Ancient astronomers, planetary conjunctions, and epicycles How did ancient astronomers predict planetary conjunctions?  I know they used a system of epicycles to represent the path of planets, but finding the point and time of alignment of two planets still seems like a rather difficult problem.
Supposing just a model system of two planets each with a single epicycle (that is, they have the larger circular orbit and a smaller epicycle sub orbit), how would an ancient astronomer predict conjunctions (where their apparent positions in the sky are identical)?  That is, what algorithm were they using?  Are there any modern methods that make the problem easier (it doesn't seem to be a problem where a heliocentric solar system makes things easier).

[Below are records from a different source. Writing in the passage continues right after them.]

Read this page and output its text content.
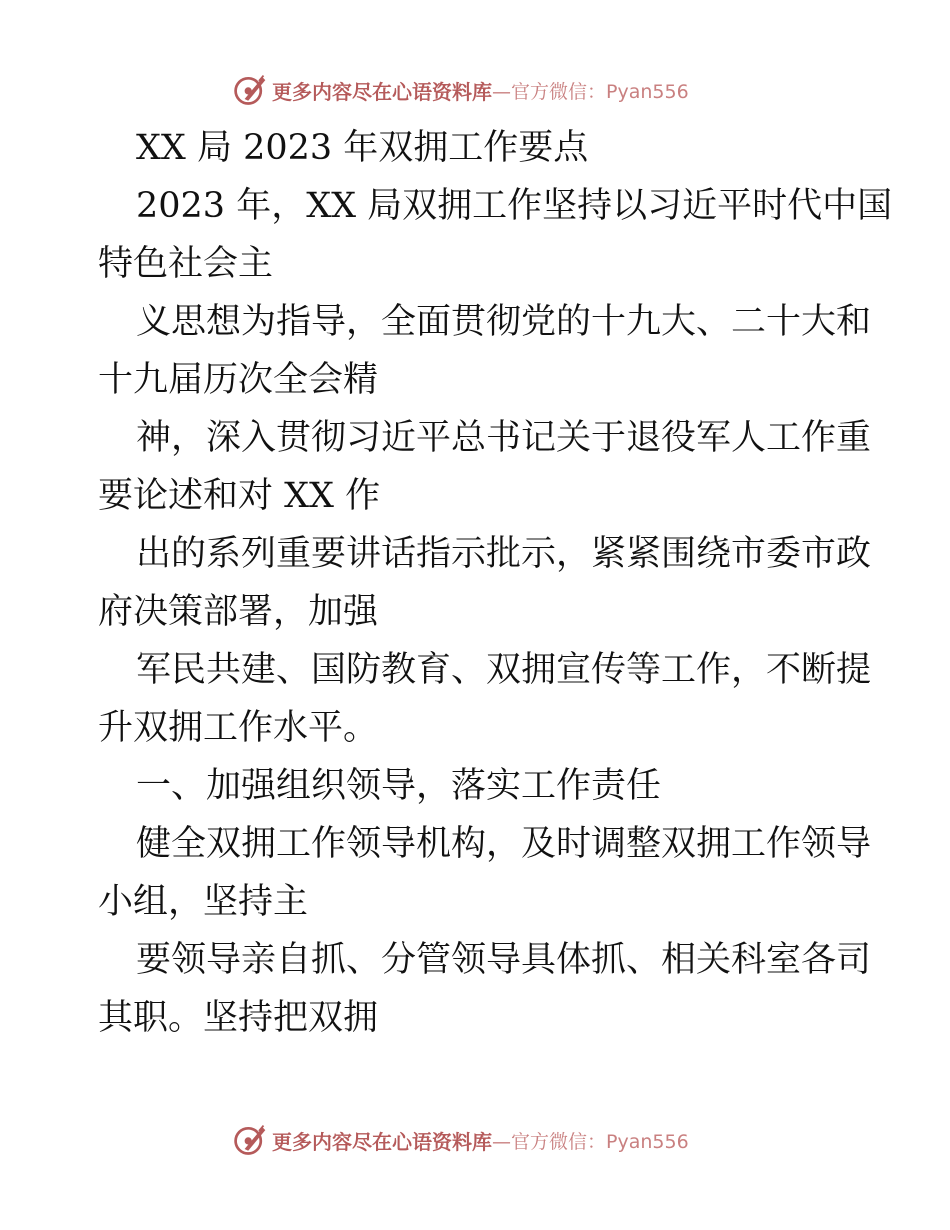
更多内容尽在心语资料库 —官方微信：Pyan556
XX 局 2023 年双拥工作要点
2023 年，XX 局双拥工作坚持以习近平时代中国
特色社会主
义思想为指导，全面贯彻党的十九大、二十大和
十九届历次全会精
神，深入贯彻习近平总书记关于退役军人工作重
要论述和对 XX 作
出的系列重要讲话指示批示，紧紧围绕市委市政
府决策部署，加强
军民共建、国防教育、双拥宣传等工作，不断提
升双拥工作水平。
一、加强组织领导，落实工作责任
健全双拥工作领导机构，及时调整双拥工作领导
小组，坚持主
要领导亲自抓、分管领导具体抓、相关科室各司
其职。坚持把双拥
更多内容尽在心语资料库 —官方微信：Pyan556
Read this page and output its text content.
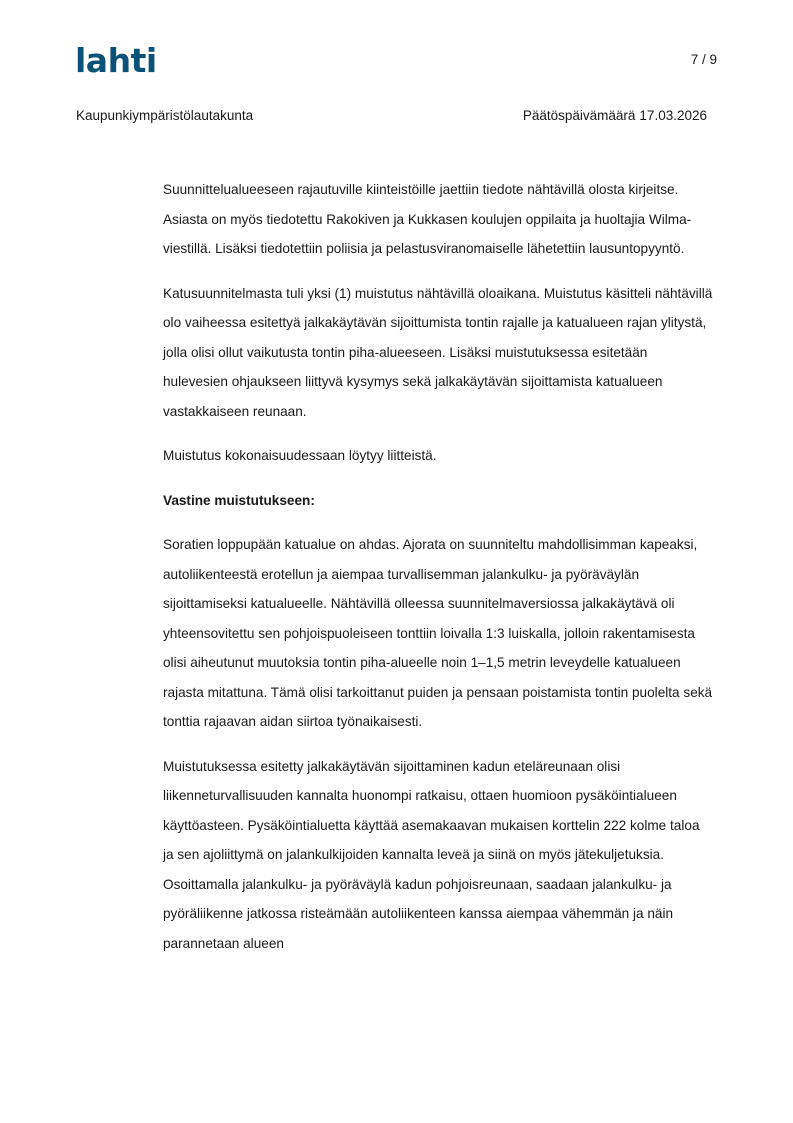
lahti	7 / 9
Kaupunkiympäristölautakunta	Päätöspäivämäärä 17.03.2026

Suunnittelualueeseen rajautuville kiinteistöille jaettiin tiedote nähtävillä olosta kirjeitse. Asiasta on myös tiedotettu Rakokiven ja Kukkasen koulujen oppilaita ja huoltajia Wilma-viestillä. Lisäksi tiedotettiin poliisia ja pelastusviranomaiselle lähetettiin lausuntopyyntö.

Katusuunnitelmasta tuli yksi (1) muistutus nähtävillä oloaikana. Muistutus käsitteli nähtävillä olo vaiheessa esitettyä jalkakäytävän sijoittumista tontin rajalle ja katualueen rajan ylitystä, jolla olisi ollut vaikutusta tontin piha-alueeseen. Lisäksi muistutuksessa esitetään hulevesien ohjaukseen liittyvä kysymys sekä jalkakäytävän sijoittamista katualueen vastakkaiseen reunaan.

Muistutus kokonaisuudessaan löytyy liitteistä.

Vastine muistutukseen:

Soratien loppupään katualue on ahdas. Ajorata on suunniteltu mahdollisimman kapeaksi, autoliikenteestä erotellun ja aiempaa turvallisemman jalankulku- ja pyöräväylän sijoittamiseksi katualueelle. Nähtävillä olleessa suunnitelmaversiossa jalkakäytävä oli yhteensovitettu sen pohjoispuoleiseen tonttiin loivalla 1:3 luiskalla, jolloin rakentamisesta olisi aiheutunut muutoksia tontin piha-alueelle noin 1–1,5 metrin leveydelle katualueen rajasta mitattuna. Tämä olisi tarkoittanut puiden ja pensaan poistamista tontin puolelta sekä tonttia rajaavan aidan siirtoa työnaikaisesti.

Muistutuksessa esitetty jalkakäytävän sijoittaminen kadun eteläreunaan olisi liikenneturvallisuuden kannalta huonompi ratkaisu, ottaen huomioon pysäköintialueen käyttöasteen. Pysäköintialuetta käyttää asemakaavan mukaisen korttelin 222 kolme taloa ja sen ajoliittymä on jalankulkijoiden kannalta leveä ja siinä on myös jätekuljetuksia. Osoittamalla jalankulku- ja pyöräväylä kadun pohjoisreunaan, saadaan jalankulku- ja pyöräliikenne jatkossa risteämään autoliikenteen kanssa aiempaa vähemmän ja näin parannetaan alueen
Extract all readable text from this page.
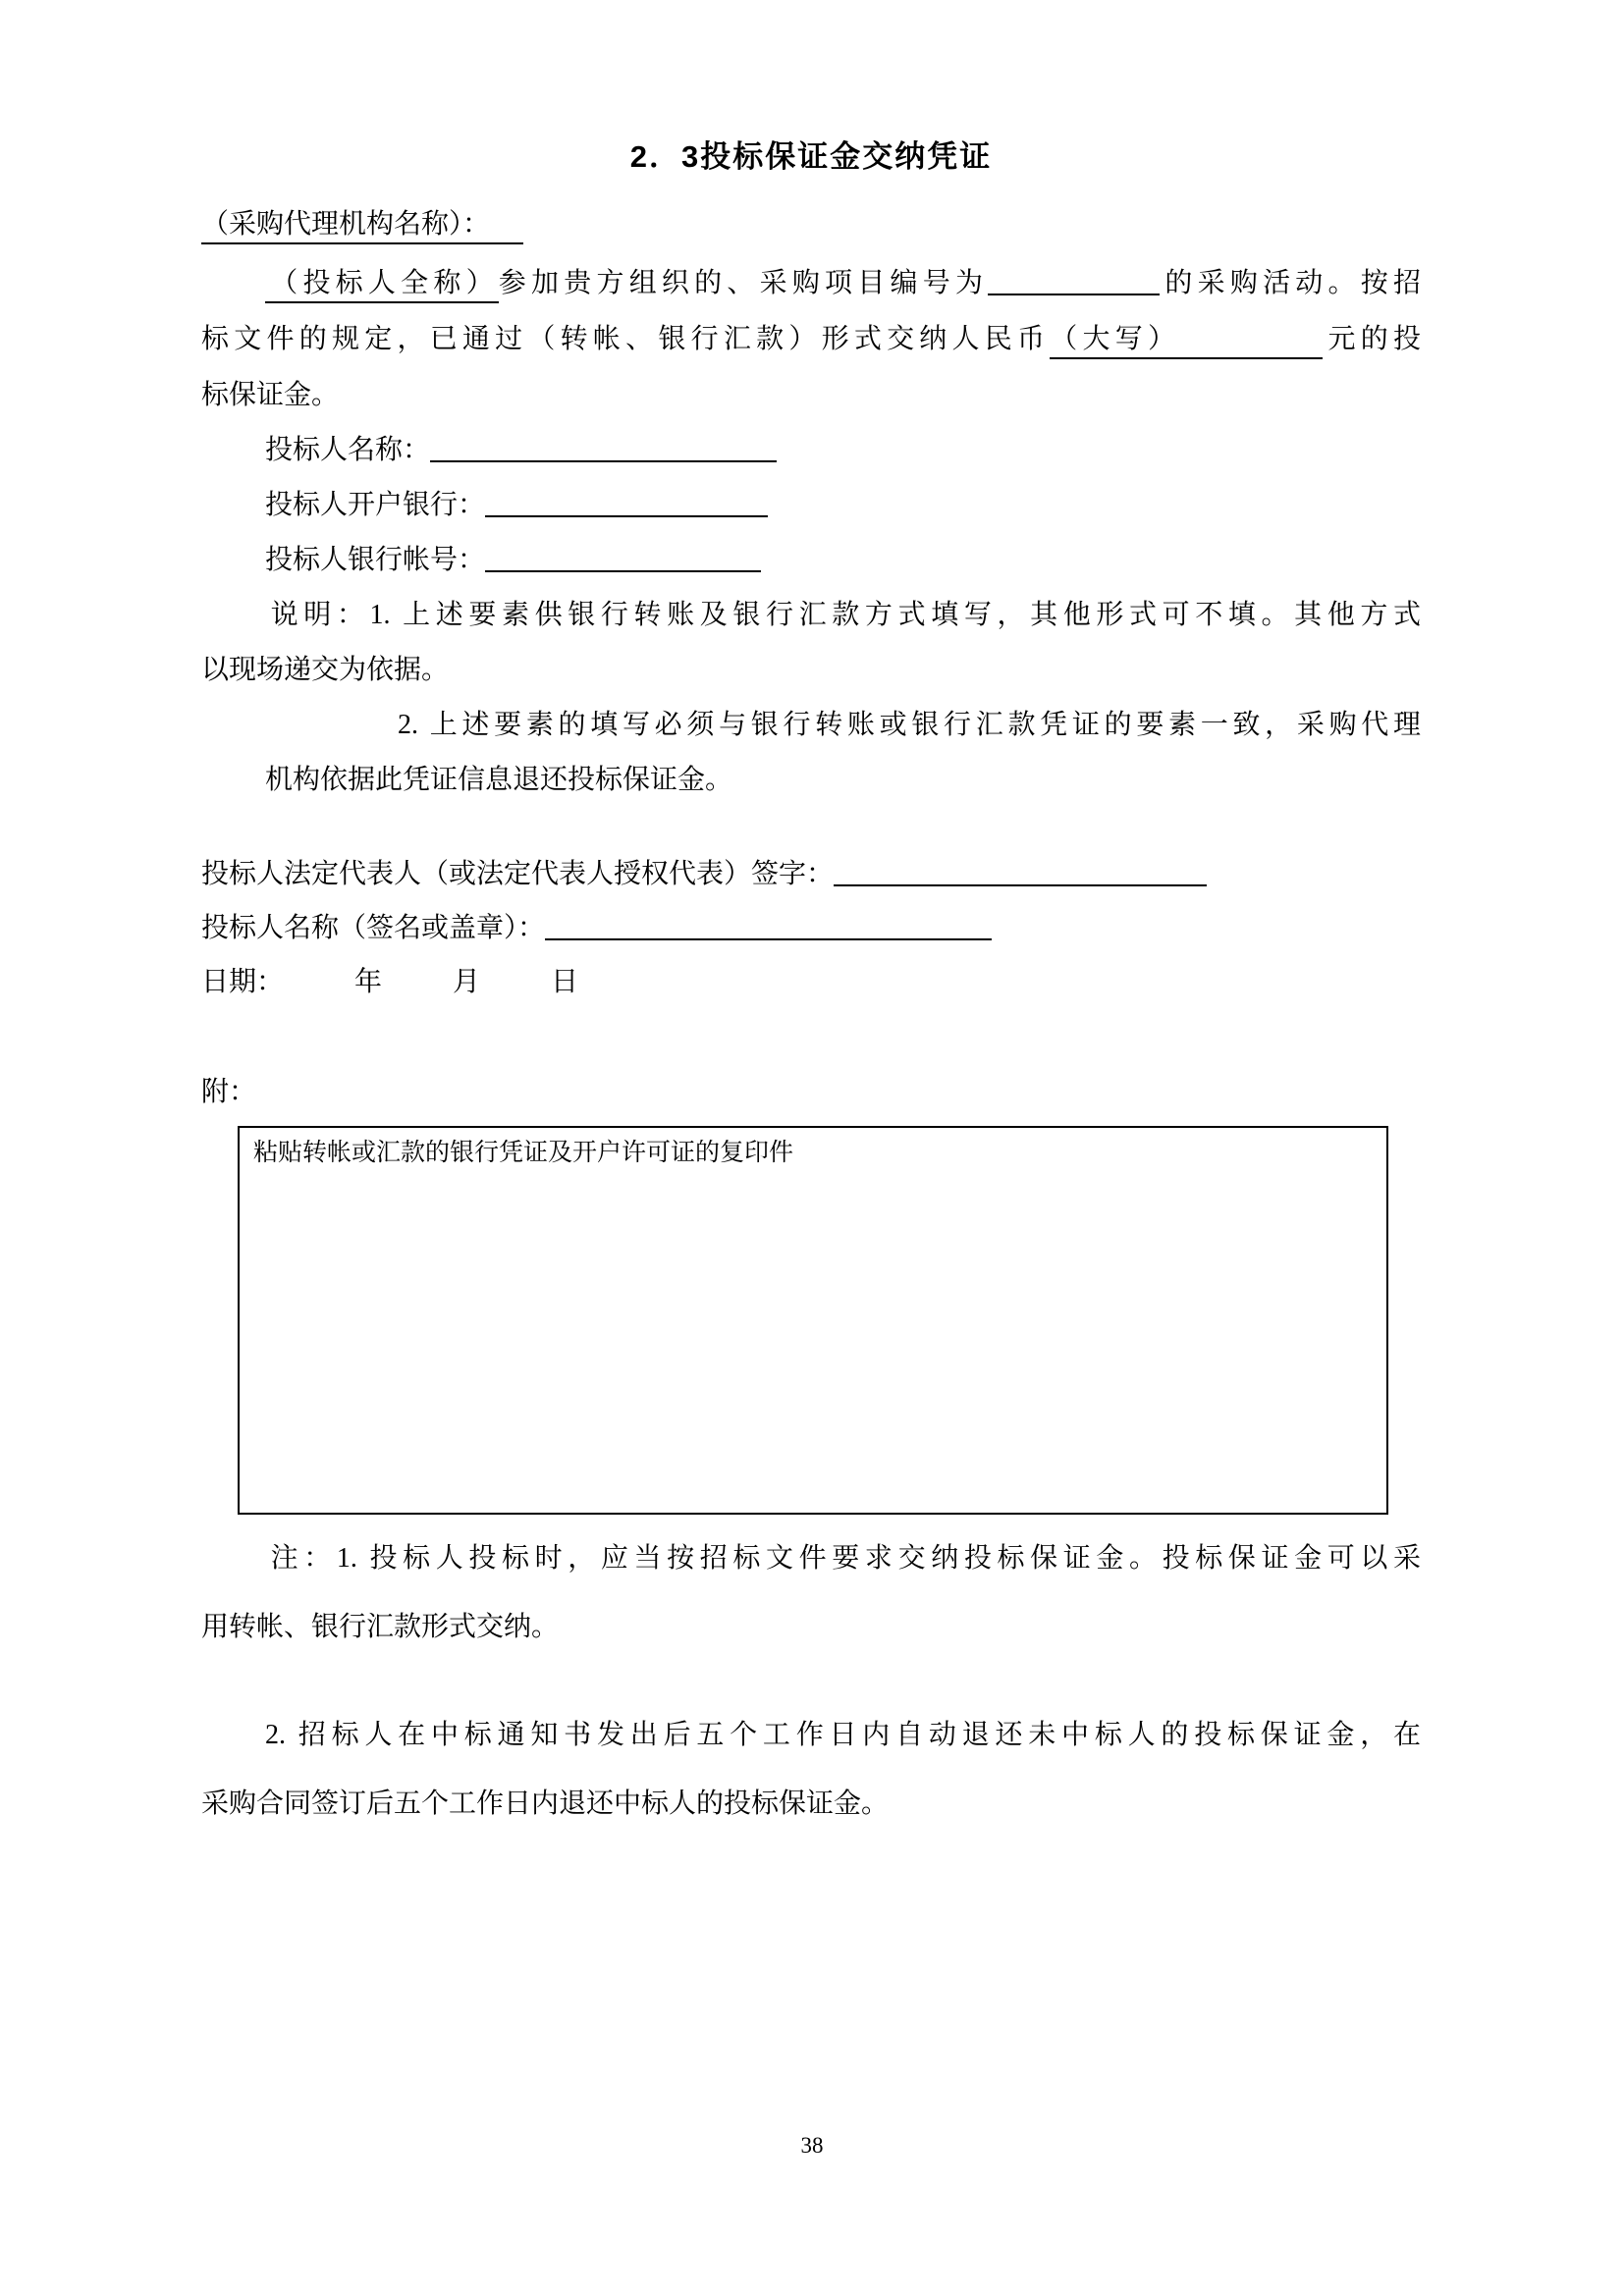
2．3投标保证金交纳凭证
（采购代理机构名称）：
（投标人全称）参加贵方组织的、采购项目编号为	的采购活动。按招
标文件的规定，已通过（转帐、银行汇款）形式交纳人民币（大写）	元的投
标保证金。
投标人名称：
投标人开户银行：
投标人银行帐号：
说明：1. 上述要素供银行转账及银行汇款方式填写，其他形式可不填。其他方式
以现场递交为依据。
2. 上述要素的填写必须与银行转账或银行汇款凭证的要素一致，采购代理
机构依据此凭证信息退还投标保证金。
投标人法定代表人（或法定代表人授权代表）签字：
投标人名称（签名或盖章）：
日期：	年	月	日
附：
粘贴转帐或汇款的银行凭证及开户许可证的复印件
注：1. 投标人投标时，应当按招标文件要求交纳投标保证金。投标保证金可以采
用转帐、银行汇款形式交纳。
2. 招标人在中标通知书发出后五个工作日内自动退还未中标人的投标保证金，在
采购合同签订后五个工作日内退还中标人的投标保证金。
38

I'm guessing that ancient mathematicians just had a lot of spare time to crunch numbers, and the algorithm was basically something primitive and numeric.  But I wonder if there's any clever mathematics involved, since there was at least 1000 years of smart guys working on the problem.
 A: As explained in Wikipedia "Babylonian astronomers had developed arithmetical techniques for calculating astronomical phenomena and Greek astronomers such as Hipparchus had produced geometric models for calculating celestial motions". The oldest Astronomical Tables known were the Babylonian clay tablets which contained the future "Pythagorean theorem", the solar and lunar eclipses, the length of the year with an error of 0.001% only and so on. Hipparcus and the Greeks borrowed much from the Babylonians as well as Ptolemy after them. Ptolemy's very precise observations appeared in his famous Almagest (all the trigonometry required was in his books) and these precise tables were only superseded in 1551 by Kepler's Rudolphine Tables using Brahe's as well as his own observations and computations (reinterpreted with his three laws and introducing the recent logarithms). Of course exact Astrologic predictions required such tables! ;-) Titles of Ptolemy's book are revealing. 
Concerning the Greeks some centuries B.C. they could have used the very interesting (Angela and pedja's link) Antikythera and other mechanisms.